Our study confirms our previous finding that serum sRAGE concentrations are significantly decreased in dogs with CIE. Our current study further suggests that serum sRAGE might be associated with the severity of histologic lesions. It remains to be determined whether the decrease detected in the systemic concentrations of this decoy receptor is a cause (decreased systemic production contributing to the pathogenesis of canine CIE) or consequence (consumption in the context of inflammation) of CIE in these patients.
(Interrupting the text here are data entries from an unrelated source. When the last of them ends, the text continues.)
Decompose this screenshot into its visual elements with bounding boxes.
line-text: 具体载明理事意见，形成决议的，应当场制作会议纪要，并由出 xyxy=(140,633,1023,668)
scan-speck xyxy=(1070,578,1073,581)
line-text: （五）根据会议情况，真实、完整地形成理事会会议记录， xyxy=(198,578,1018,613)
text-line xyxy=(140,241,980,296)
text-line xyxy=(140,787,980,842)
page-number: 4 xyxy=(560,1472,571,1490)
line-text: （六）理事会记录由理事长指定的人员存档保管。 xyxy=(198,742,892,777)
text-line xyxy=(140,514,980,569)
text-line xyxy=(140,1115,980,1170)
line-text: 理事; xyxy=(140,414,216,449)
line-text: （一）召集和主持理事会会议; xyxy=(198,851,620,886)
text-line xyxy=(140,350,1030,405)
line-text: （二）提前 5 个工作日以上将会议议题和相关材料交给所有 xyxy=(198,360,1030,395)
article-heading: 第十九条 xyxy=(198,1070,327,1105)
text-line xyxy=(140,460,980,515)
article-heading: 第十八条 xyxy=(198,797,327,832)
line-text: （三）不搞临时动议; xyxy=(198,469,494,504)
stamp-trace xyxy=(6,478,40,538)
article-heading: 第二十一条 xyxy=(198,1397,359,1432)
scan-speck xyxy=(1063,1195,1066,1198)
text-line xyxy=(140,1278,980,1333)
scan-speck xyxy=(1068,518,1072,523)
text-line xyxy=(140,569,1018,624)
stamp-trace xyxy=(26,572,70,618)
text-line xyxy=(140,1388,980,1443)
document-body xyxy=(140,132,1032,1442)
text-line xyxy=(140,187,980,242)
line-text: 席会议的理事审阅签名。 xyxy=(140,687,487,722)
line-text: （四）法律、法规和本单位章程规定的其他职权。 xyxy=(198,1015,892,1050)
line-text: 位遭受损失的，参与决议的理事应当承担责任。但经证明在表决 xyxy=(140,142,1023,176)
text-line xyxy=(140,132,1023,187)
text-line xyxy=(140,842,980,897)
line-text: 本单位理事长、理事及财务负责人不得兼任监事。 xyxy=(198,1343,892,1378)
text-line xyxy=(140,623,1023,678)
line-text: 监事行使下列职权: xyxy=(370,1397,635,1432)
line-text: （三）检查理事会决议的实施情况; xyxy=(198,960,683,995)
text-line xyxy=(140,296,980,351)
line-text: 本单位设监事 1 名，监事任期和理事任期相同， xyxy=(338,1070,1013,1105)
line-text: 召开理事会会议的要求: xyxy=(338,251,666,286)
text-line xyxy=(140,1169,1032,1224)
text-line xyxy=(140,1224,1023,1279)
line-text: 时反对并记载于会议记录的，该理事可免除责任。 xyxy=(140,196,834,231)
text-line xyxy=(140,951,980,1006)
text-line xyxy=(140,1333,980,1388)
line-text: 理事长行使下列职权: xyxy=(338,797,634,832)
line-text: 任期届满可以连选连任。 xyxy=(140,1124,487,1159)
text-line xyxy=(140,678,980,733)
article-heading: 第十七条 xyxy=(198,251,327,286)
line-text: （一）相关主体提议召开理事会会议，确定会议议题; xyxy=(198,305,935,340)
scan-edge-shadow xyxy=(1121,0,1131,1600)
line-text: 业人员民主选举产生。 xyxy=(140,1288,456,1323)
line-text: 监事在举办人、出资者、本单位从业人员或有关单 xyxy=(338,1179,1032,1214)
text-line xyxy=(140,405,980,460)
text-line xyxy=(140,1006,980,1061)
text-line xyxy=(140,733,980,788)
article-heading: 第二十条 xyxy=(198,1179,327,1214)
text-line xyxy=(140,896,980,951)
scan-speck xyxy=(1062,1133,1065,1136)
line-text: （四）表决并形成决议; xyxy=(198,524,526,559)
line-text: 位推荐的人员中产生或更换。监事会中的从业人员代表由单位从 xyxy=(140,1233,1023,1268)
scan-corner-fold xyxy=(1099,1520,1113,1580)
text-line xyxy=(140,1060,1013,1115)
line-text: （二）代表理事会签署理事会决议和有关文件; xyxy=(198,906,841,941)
With the hypothesis that the expression of full-length transmembrane RAGE in the intestinal epithelium correlates with the serum sRAGE level, further research is now needed to investigate the expression of the RAGE receptor along the gastrointestinal tract in dogs with CIE and in healthy controls.
Acknowledgments
We thank Drs. Martina Protschka and Gottfried Alber for their assistance with acquiring the fluorescence image for RAGE immunostaining. Part of the data was presented as an abstract at the 2018 Annual Congress of the European College of Veterinary Internal Medicine, Sept 2018, Rotterdam, The Netherlands.
Footnotes
Declaration of conflicting interests: Drs. Suchodolski and Steiner are affiliated with the Gastrointestinal Laboratory at the Texas A&M University College of Veterinary Medicine and Biomedical Sciences, where serum CRP and fecal α1PI testing are offered on a fee-for-service basis. The authors declared no other potential conflicts of interest with respect to the research, authorship, and/or publication of this article.
Funding: The authors received no financial support from a formal grant for the research, authorship, and/or publication of this article. Materials and supplies for the study were generously provided by the Gastrointestinal Laboratory at Texas A&M University; publication costs were paid by the Leipzig University Department for Small Animals.